In the Southern states, deep-fried turkey is not just the favoured fowl of tailgate parties: it’s also a holiday staple. To help bring the party north, we talked to Chef Jude Tauzin, corporate chef for Tony Chachere’s Famous Creole Cuisine, and a native of Opelousas, Louisiana. Chef Tauzin grew up on deep-fried turkey for Thanksgiving and Christmas and now makes hundreds of them every year.
Here are his pro tips for deep-frying turkey:
Gather your supplies
Turkey frying is serious business, so be safe and stock up on the right equipment. If you don’t have a deep-fryer, Tauzin recommends using a large stockpot (at least 30 quarts) and a special propane burner with stand. This kit from CajunGrocer.com comes with a pot, propane burner and basket for easily retrieving your hot turkey. Similar kits can be found at Home Depot and Canadian Tire.
Although it’s tempting to MacGyver it with equipment from your shed, Tauzin warns that typical camp stoves won’t get hot enough to heat the oil. If your kit doesn’t come with a turkey stand or frying basket, make sure you have extra long tongs and a good supply of old towels on hand. You’ll also need fireproof oven mitts, a large pan lined with paper towels, and a meat thermometer. Play it safe and keep a fire extinguisher nearby at all times, and don’t forget to wear heavy, close-toed shoes, long-sleeved pants and a long-sleeved shirt.

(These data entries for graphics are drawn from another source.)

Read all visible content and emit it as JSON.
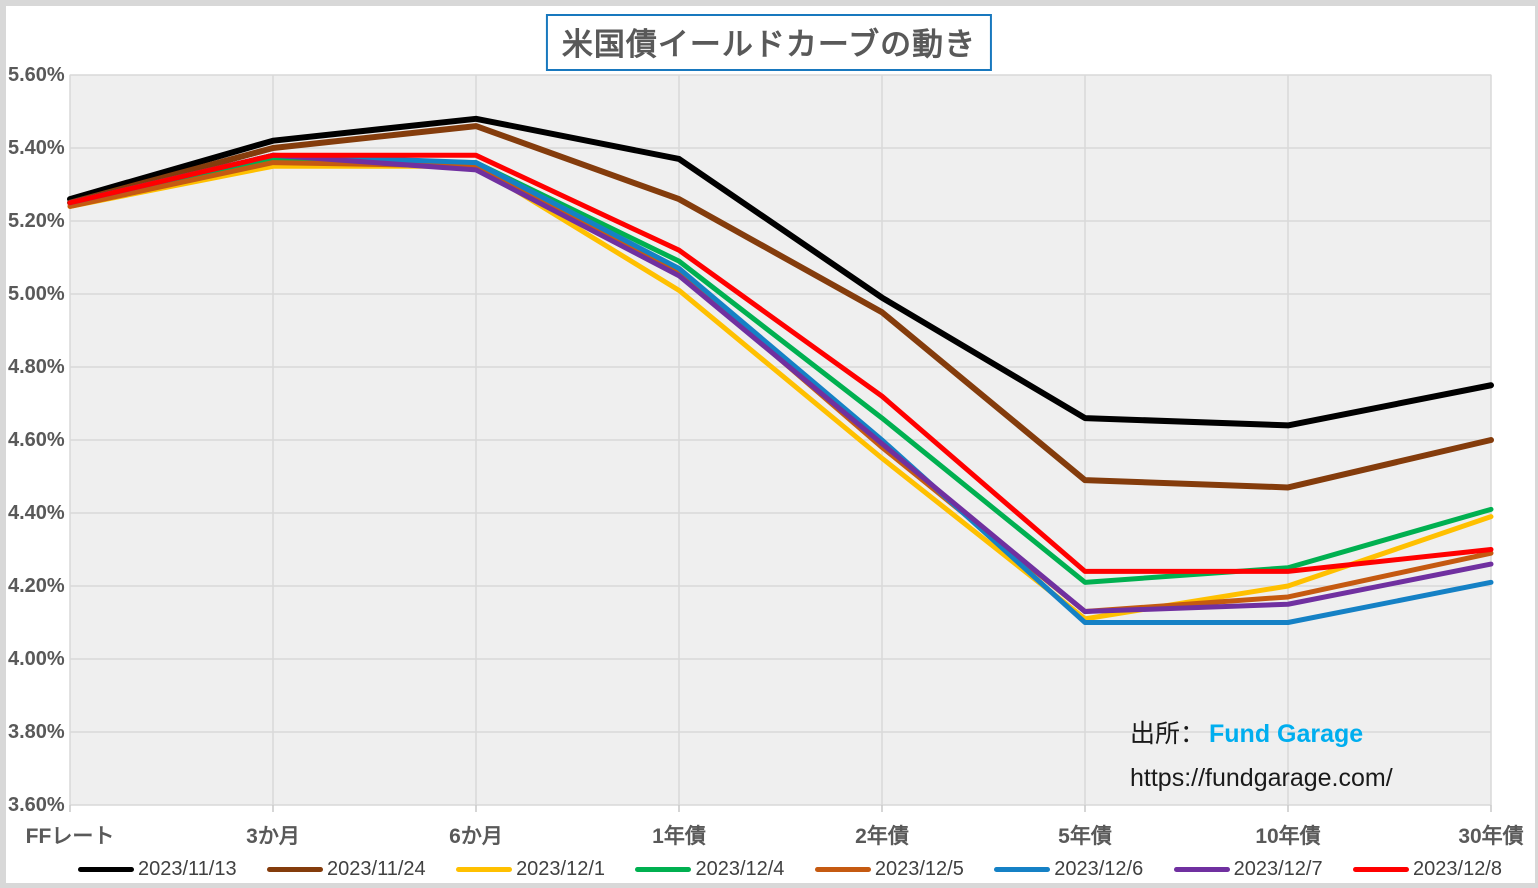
{
  "title": "米国債イールドカーブの動き",
  "source": {
    "prefix": "出所：",
    "brand": "Fund Garage",
    "url": "https://fundgarage.com/"
  },
  "colors": {
    "title_border": "#1878BE",
    "brand_blue": "#00AEEF",
    "plot_background": "#EFEFEF",
    "gridline": "#D9D9D9",
    "axis_text": "#595959"
  },
  "chart_data": {
    "type": "line",
    "title": "米国債イールドカーブの動き",
    "categories": [
      "FFレート",
      "3か月",
      "6か月",
      "1年債",
      "2年債",
      "5年債",
      "10年債",
      "30年債"
    ],
    "y_axis": {
      "min": 3.6,
      "max": 5.6,
      "step": 0.2,
      "unit": "%"
    },
    "y_ticks": [
      "5.60%",
      "5.40%",
      "5.20%",
      "5.00%",
      "4.80%",
      "4.60%",
      "4.40%",
      "4.20%",
      "4.00%",
      "3.80%",
      "3.60%"
    ],
    "grid": true,
    "legend_position": "bottom",
    "series": [
      {
        "name": "2023/11/13",
        "color": "#000000",
        "values": [
          5.26,
          5.42,
          5.48,
          5.37,
          4.99,
          4.66,
          4.64,
          4.75
        ]
      },
      {
        "name": "2023/11/24",
        "color": "#843C0C",
        "values": [
          5.25,
          5.4,
          5.46,
          5.26,
          4.95,
          4.49,
          4.47,
          4.6
        ]
      },
      {
        "name": "2023/12/1",
        "color": "#FFC000",
        "values": [
          5.24,
          5.35,
          5.35,
          5.01,
          4.55,
          4.11,
          4.2,
          4.39
        ]
      },
      {
        "name": "2023/12/4",
        "color": "#00B050",
        "values": [
          5.25,
          5.37,
          5.36,
          5.09,
          4.66,
          4.21,
          4.25,
          4.41
        ]
      },
      {
        "name": "2023/12/5",
        "color": "#C55A11",
        "values": [
          5.24,
          5.36,
          5.35,
          5.06,
          4.58,
          4.13,
          4.17,
          4.29
        ]
      },
      {
        "name": "2023/12/6",
        "color": "#1581C5",
        "values": [
          5.25,
          5.38,
          5.36,
          5.07,
          4.6,
          4.1,
          4.1,
          4.21
        ]
      },
      {
        "name": "2023/12/7",
        "color": "#7030A0",
        "values": [
          5.25,
          5.38,
          5.34,
          5.05,
          4.59,
          4.13,
          4.15,
          4.26
        ]
      },
      {
        "name": "2023/12/8",
        "color": "#FF0000",
        "values": [
          5.25,
          5.38,
          5.38,
          5.12,
          4.72,
          4.24,
          4.24,
          4.3
        ]
      }
    ]
  }
}
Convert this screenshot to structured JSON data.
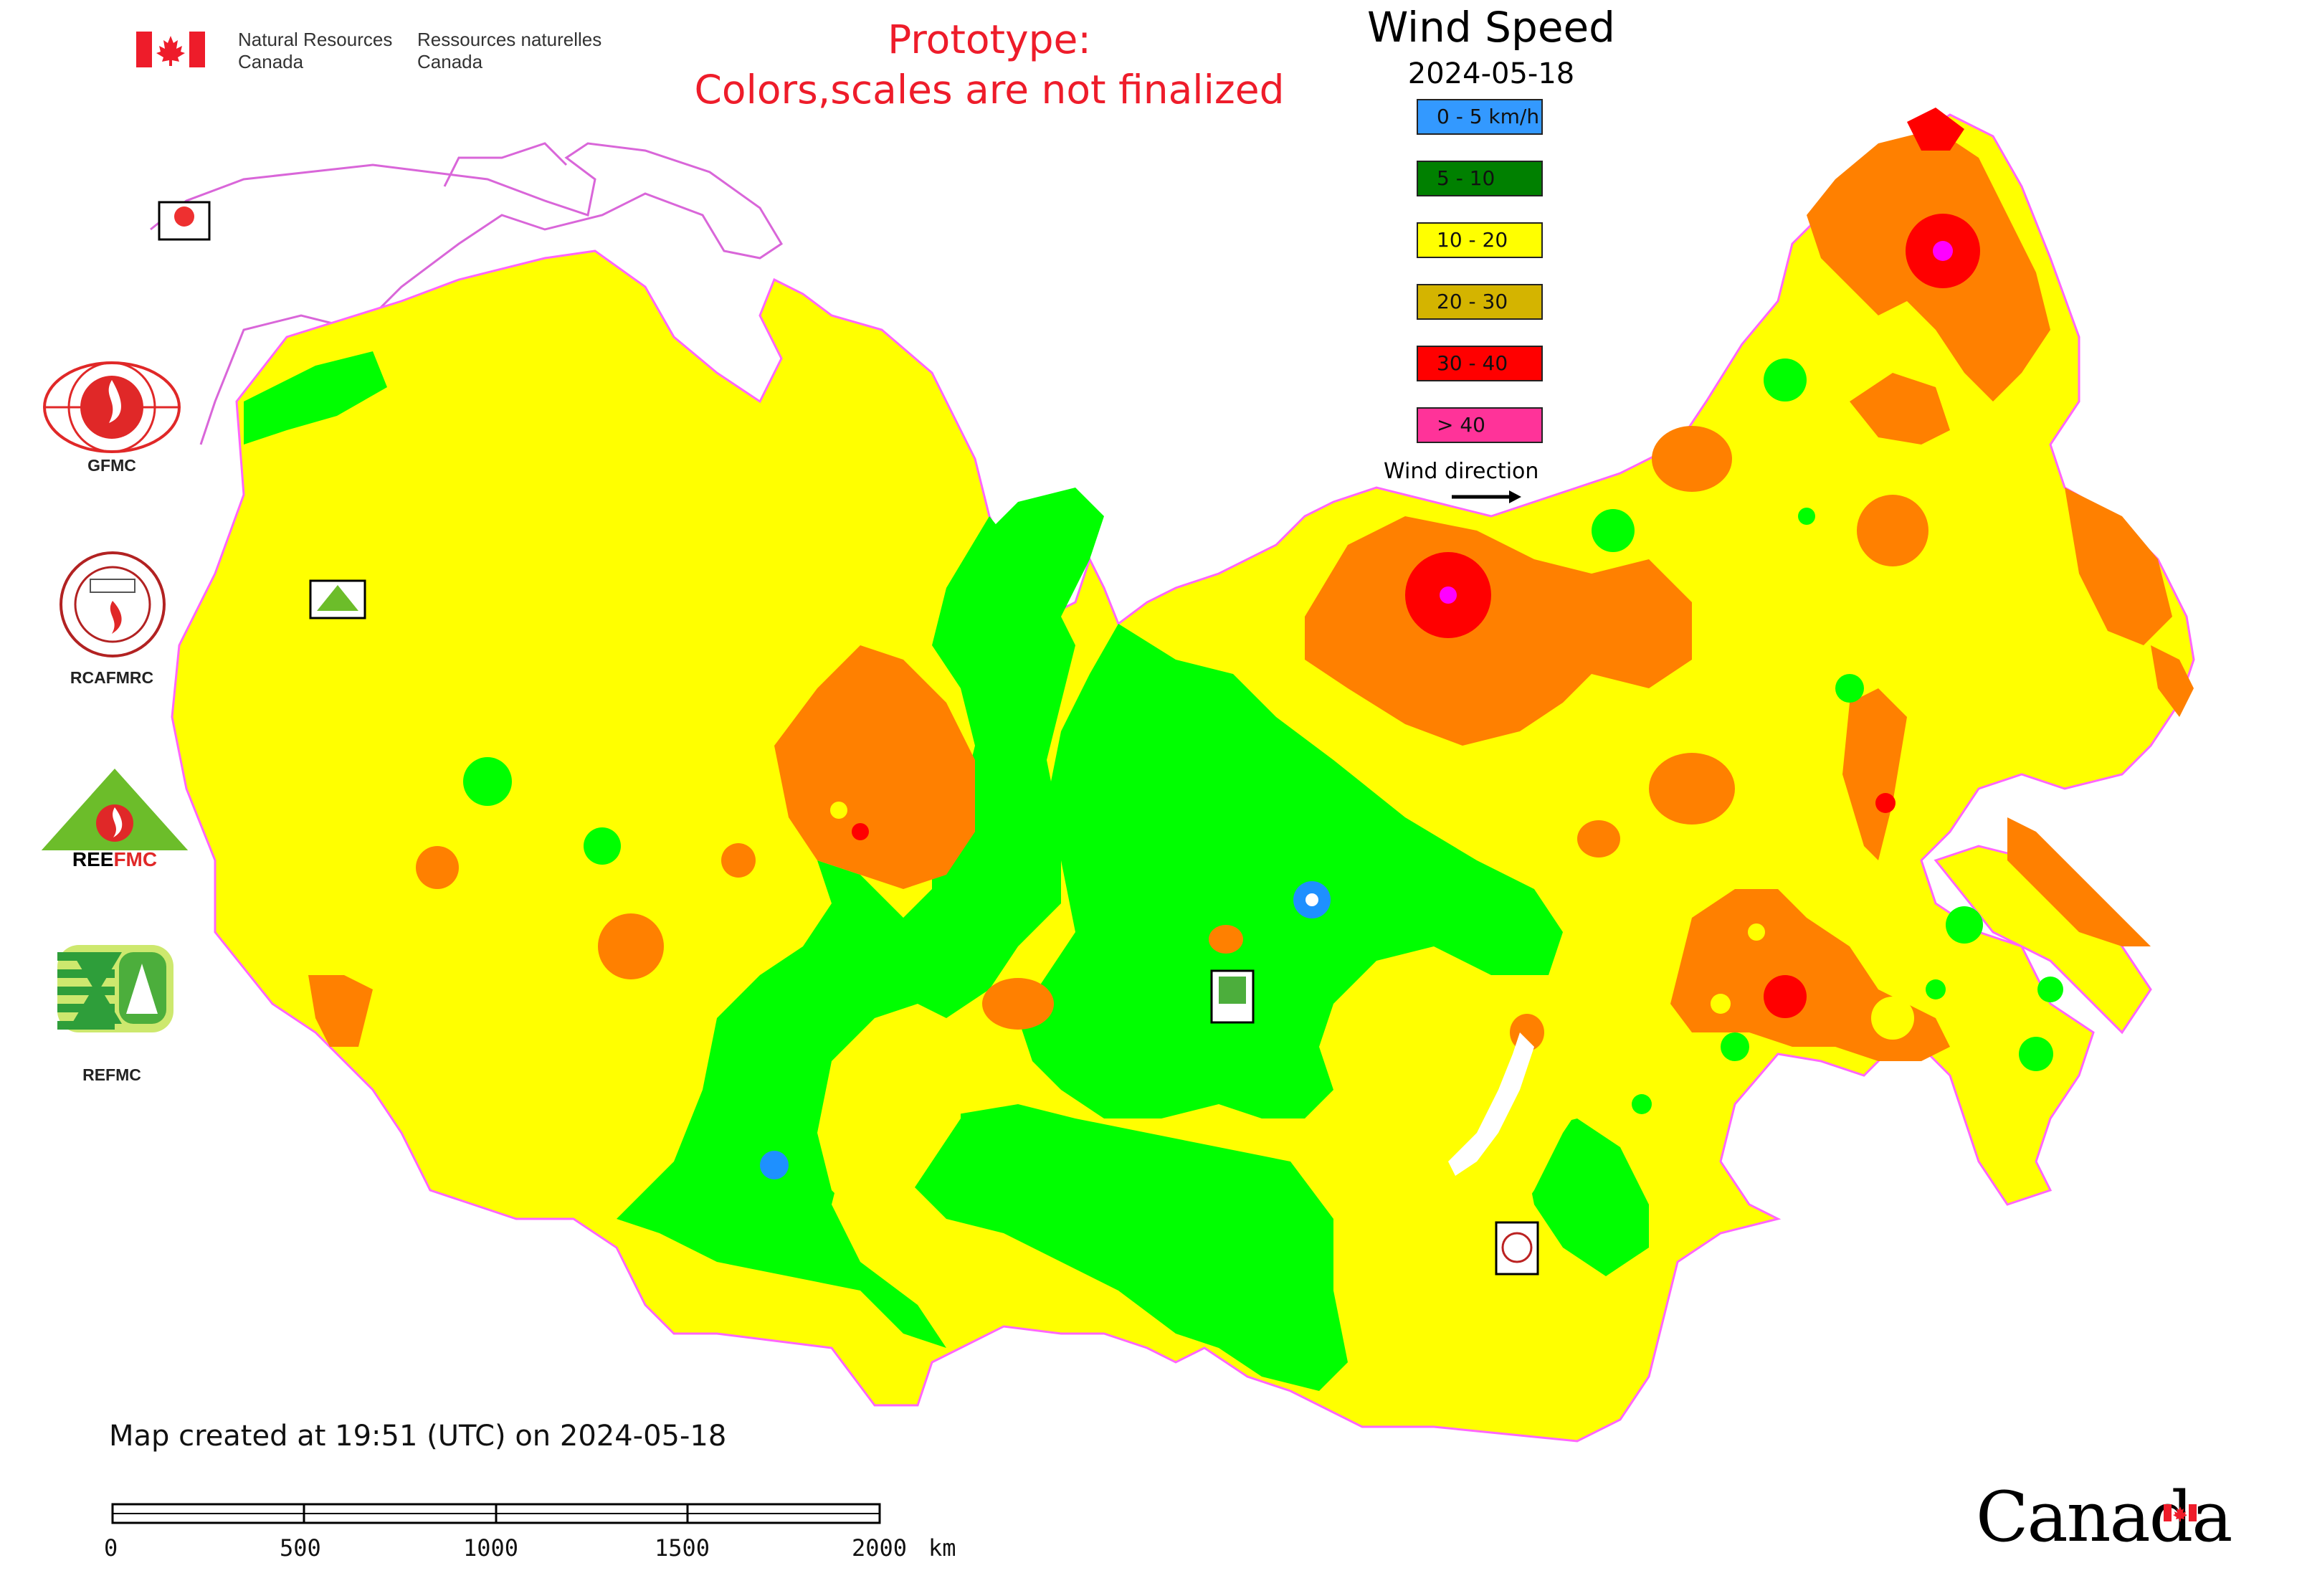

Please read through these steps carefully before attempting to deep-fry a turkey. In addition to this guide, Chef Tauzin recommends browsing a variety of turkey frying how-tos and videos until you’re fully comfortable. Be cautious and always think it through, he warns.
Thaw and dry your bird
If even the tiniest shred of ice remains in your turkey, it will be a disaster when it hits the hot grease, and could even start a fire. Make sure your bird is completely thawed and thoroughly dried before you begin.
Measure the pot
Tauzin suggests using the water method to determine how much oil you’ll need. Place your turkey in the pot, and fill with water until the turkey is submerged in a full inch of water. Make sure there’s at least five to six inches of clear space from the water line to the rim of the pot – this is essential for preventing oil spills. Next, remove the turkey and mark the waterline – later you’ll want to add your oil to that level. Rinse and thoroughly dry your stockpot.
Prepare the bird
Unwrap your bird from its packing and make a note of the turkey’s weight – you’ll need this number later. Rinse the turkey well and pat it completely dry. Remove any extraneous fat and skin to enhance presentation. Remove the giblets and neck and reserve them for gravy. If you’d like, inject your bird with flavourings – Tony Chachere’s injectable marinades can be ordered online and Google offers lots of DIY recipes. Whatever you do, don’t stuff your turkey, and don’t season the skin, as this will result in burnt patches. You can, however, apply your favourite external seasonings once the turkey has cooked.
In Louisiana, says Tauzin, holiday newscasts always feature at least one story of a house fire started by a deep-frying novice, a trend we definitely don’t want to see here. Enhance safety by bringing the operation outside.
Cook the turkey
Once your equipment is set up, heat the oil. Chef Tauzin recommends cottonseed, peanut, vegetable or canola oil. Once it’s reached 375 F, slowly lower the turkey into the oil, cooking it three to four minutes per pound. Do not leave your turkey unattended. After the appropriate time has passed, carefully remove the turkey from the oil and place it on the paper-towel lined pan and test for doneness. It’s cooked when the dark meat has reached an internal temperature of 175 F and the white meat is at 165-170 F.
Let it sit
Just like an oven-baked bird, a deep-fried turkey needs 15-20 minute resting time. Do not cut the bird at this time, as internal liquids will still be quite hot. If you’d like to season the outside of the bird with a butter-based rub, do so now.